The Jungle (by Upton Sinclair). The work is to be 4 pages with three to five sources, with in-text citations and a reference page.
I will pay for the following article The Jungle (by Upton Sinclair). The work is to be 4 pages with three to five sources, with in-text citations and a reference page.
Big businesses were enjoying an unprecedented reign of opportunism and the welfare of members of the public had begun to seriously deteriorate.
Sinclair’s focus in this book was to expose the corrupt practices and the unsanitary conditions that were rampant in the meatpacking industry. This book was published in 1906 and it was successful in snaring the attention of President Theodore Roosevelt, who set up a commission to enquire into the meatpacking industry which finally resulted in the passage of the Beef Inspection Act.
The story focuses upon the ordeals of one Lithunian family that is forced to reconsider its idealistic view that hard work and morality will lead to material success and happiness. The reality they encounter is that America is a place of greed and exploitation, where it is only immorality, corruption, crime and graft which are the means that will ensure material success.
Sinclair’s book demonstrates how immigrants who came to America with the will to work hard in their pursuit of the American dream, were victimized, harassed and exploited.

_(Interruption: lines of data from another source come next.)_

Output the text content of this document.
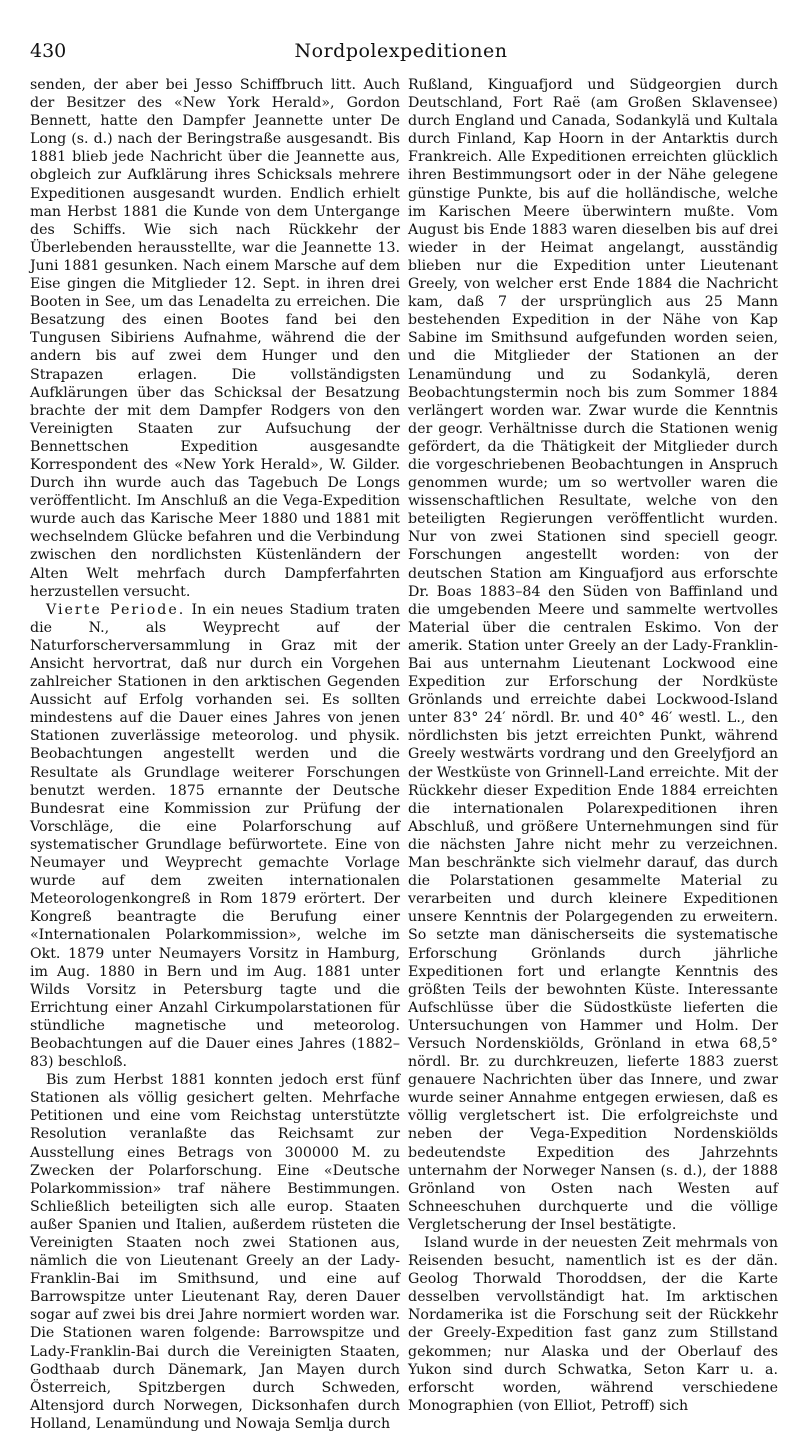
430	Nordpolexpeditionen

senden, der aber bei Jesso Schiffbruch litt. Auch der Besitzer des «New York Herald», Gordon Bennett, hatte den Dampfer Jeannette unter De Long (s. d.) nach der Beringstraße ausgesandt. Bis 1881 blieb jede Nachricht über die Jeannette aus, obgleich zur Aufklärung ihres Schicksals mehrere Expeditionen ausgesandt wurden. Endlich erhielt man Herbst 1881 die Kunde von dem Untergange des Schiffs. Wie sich nach Rückkehr der Überlebenden herausstellte, war die Jeannette 13. Juni 1881 gesunken. Nach einem Marsche auf dem Eise gingen die Mitglieder 12. Sept. in ihren drei Booten in See, um das Lenadelta zu erreichen. Die Besatzung des einen Bootes fand bei den Tungusen Sibiriens Aufnahme, während die der andern bis auf zwei dem Hunger und den Strapazen erlagen. Die vollständigsten Aufklärungen über das Schicksal der Besatzung brachte der mit dem Dampfer Rodgers von den Vereinigten Staaten zur Aufsuchung der Bennettschen Expedition ausgesandte Korrespondent des «New York Herald», W. Gilder. Durch ihn wurde auch das Tagebuch De Longs veröffentlicht. Im Anschluß an die Vega-Expedition wurde auch das Karische Meer 1880 und 1881 mit wechselndem Glücke befahren und die Verbindung zwischen den nordlichsten Küstenländern der Alten Welt mehrfach durch Dampferfahrten herzustellen versucht.

Vierte Periode. In ein neues Stadium traten die N., als Weyprecht auf der Naturforscherversammlung in Graz mit der Ansicht hervortrat, daß nur durch ein Vorgehen zahlreicher Stationen in den arktischen Gegenden Aussicht auf Erfolg vorhanden sei. Es sollten mindestens auf die Dauer eines Jahres von jenen Stationen zuverlässige meteorolog. und physik. Beobachtungen angestellt werden und die Resultate als Grundlage weiterer Forschungen benutzt werden. 1875 ernannte der Deutsche Bundesrat eine Kommission zur Prüfung der Vorschläge, die eine Polarforschung auf systematischer Grundlage befürwortete. Eine von Neumayer und Weyprecht gemachte Vorlage wurde auf dem zweiten internationalen Meteorologenkongreß in Rom 1879 erörtert. Der Kongreß beantragte die Berufung einer «Internationalen Polarkommission», welche im Okt. 1879 unter Neumayers Vorsitz in Hamburg, im Aug. 1880 in Bern und im Aug. 1881 unter Wilds Vorsitz in Petersburg tagte und die Errichtung einer Anzahl Cirkumpolarstationen für stündliche magnetische und meteorolog. Beobachtungen auf die Dauer eines Jahres (1882–83) beschloß.

Bis zum Herbst 1881 konnten jedoch erst fünf Stationen als völlig gesichert gelten. Mehrfache Petitionen und eine vom Reichstag unterstützte Resolution veranlaßte das Reichsamt zur Ausstellung eines Betrags von 300000 M. zu Zwecken der Polarforschung. Eine «Deutsche Polarkommission» traf nähere Bestimmungen. Schließlich beteiligten sich alle europ. Staaten außer Spanien und Italien, außerdem rüsteten die Vereinigten Staaten noch zwei Stationen aus, nämlich die von Lieutenant Greely an der Lady-Franklin-Bai im Smithsund, und eine auf Barrowspitze unter Lieutenant Ray, deren Dauer sogar auf zwei bis drei Jahre normiert worden war. Die Stationen waren folgende: Barrowspitze und Lady-Franklin-Bai durch die Vereinigten Staaten, Godthaab durch Dänemark, Jan Mayen durch Österreich, Spitzbergen durch Schweden, Altensjord durch Norwegen, Dicksonhafen durch Holland, Lenamündung und Nowaja Semlja durch

Rußland, Kinguafjord und Südgeorgien durch Deutschland, Fort Raë (am Großen Sklavensee) durch England und Canada, Sodankylä und Kultala durch Finland, Kap Hoorn in der Antarktis durch Frankreich. Alle Expeditionen erreichten glücklich ihren Bestimmungsort oder in der Nähe gelegene günstige Punkte, bis auf die holländische, welche im Karischen Meere überwintern mußte. Vom August bis Ende 1883 waren dieselben bis auf drei wieder in der Heimat angelangt, ausständig blieben nur die Expedition unter Lieutenant Greely, von welcher erst Ende 1884 die Nachricht kam, daß 7 der ursprünglich aus 25 Mann bestehenden Expedition in der Nähe von Kap Sabine im Smithsund aufgefunden worden seien, und die Mitglieder der Stationen an der Lenamündung und zu Sodankylä, deren Beobachtungstermin noch bis zum Sommer 1884 verlängert worden war. Zwar wurde die Kenntnis der geogr. Verhältnisse durch die Stationen wenig gefördert, da die Thätigkeit der Mitglieder durch die vorgeschriebenen Beobachtungen in Anspruch genommen wurde; um so wertvoller waren die wissenschaftlichen Resultate, welche von den beteiligten Regierungen veröffentlicht wurden. Nur von zwei Stationen sind speciell geogr. Forschungen angestellt worden: von der deutschen Station am Kinguafjord aus erforschte Dr. Boas 1883–84 den Süden von Baffinland und die umgebenden Meere und sammelte wertvolles Material über die centralen Eskimo. Von der amerik. Station unter Greely an der Lady-Franklin-Bai aus unternahm Lieutenant Lockwood eine Expedition zur Erforschung der Nordküste Grönlands und erreichte dabei Lockwood-Island unter 83° 24′ nördl. Br. und 40° 46′ westl. L., den nördlichsten bis jetzt erreichten Punkt, während Greely westwärts vordrang und den Greelyfjord an der Westküste von Grinnell-Land erreichte. Mit der Rückkehr dieser Expedition Ende 1884 erreichten die internationalen Polarexpeditionen ihren Abschluß, und größere Unternehmungen sind für die nächsten Jahre nicht mehr zu verzeichnen. Man beschränkte sich vielmehr darauf, das durch die Polarstationen gesammelte Material zu verarbeiten und durch kleinere Expeditionen unsere Kenntnis der Polargegenden zu erweitern. So setzte man dänischerseits die systematische Erforschung Grönlands durch jährliche Expeditionen fort und erlangte Kenntnis des größten Teils der bewohnten Küste. Interessante Aufschlüsse über die Südostküste lieferten die Untersuchungen von Hammer und Holm. Der Versuch Nordenskiölds, Grönland in etwa 68,5° nördl. Br. zu durchkreuzen, lieferte 1883 zuerst genauere Nachrichten über das Innere, und zwar wurde seiner Annahme entgegen erwiesen, daß es völlig vergletschert ist. Die erfolgreichste und neben der Vega-Expedition Nordenskiölds bedeutendste Expedition des Jahrzehnts unternahm der Norweger Nansen (s. d.), der 1888 Grönland von Osten nach Westen auf Schneeschuhen durchquerte und die völlige Vergletscherung der Insel bestätigte.

Island wurde in der neuesten Zeit mehrmals von Reisenden besucht, namentlich ist es der dän. Geolog Thorwald Thoroddsen, der die Karte desselben vervollständigt hat. Im arktischen Nordamerika ist die Forschung seit der Rückkehr der Greely-Expedition fast ganz zum Stillstand gekommen; nur Alaska und der Oberlauf des Yukon sind durch Schwatka, Seton Karr u. a. erforscht worden, während verschiedene Monographien (von Elliot, Petroff) sich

Throughout the book “The Jungle,” Sinclair focuses upon the meatpacking industry in Chicago but uses it as a means to demonstrate the evils of capitalism. According to Sinclair, capitalism breeds social inequality and an obsession with the accumulation of wealth that leads individuals to engage in unscrupulous practices for the express purpose of garnering wealth. Through the events in the book, Sinclair suggests that capitalism is a system that benefits only a few individuals and big businesses, hence it needs to be replaced with an alternative system such as capitalism which works for the benefit of everyone and ensures that the common man is not exploited by greedy capitalistic elements.
Throughout the early part of the book, Sinclair therefore focuses on demonstrating the evils of capitalism, which in effect, destroys the many for the benefit of the few.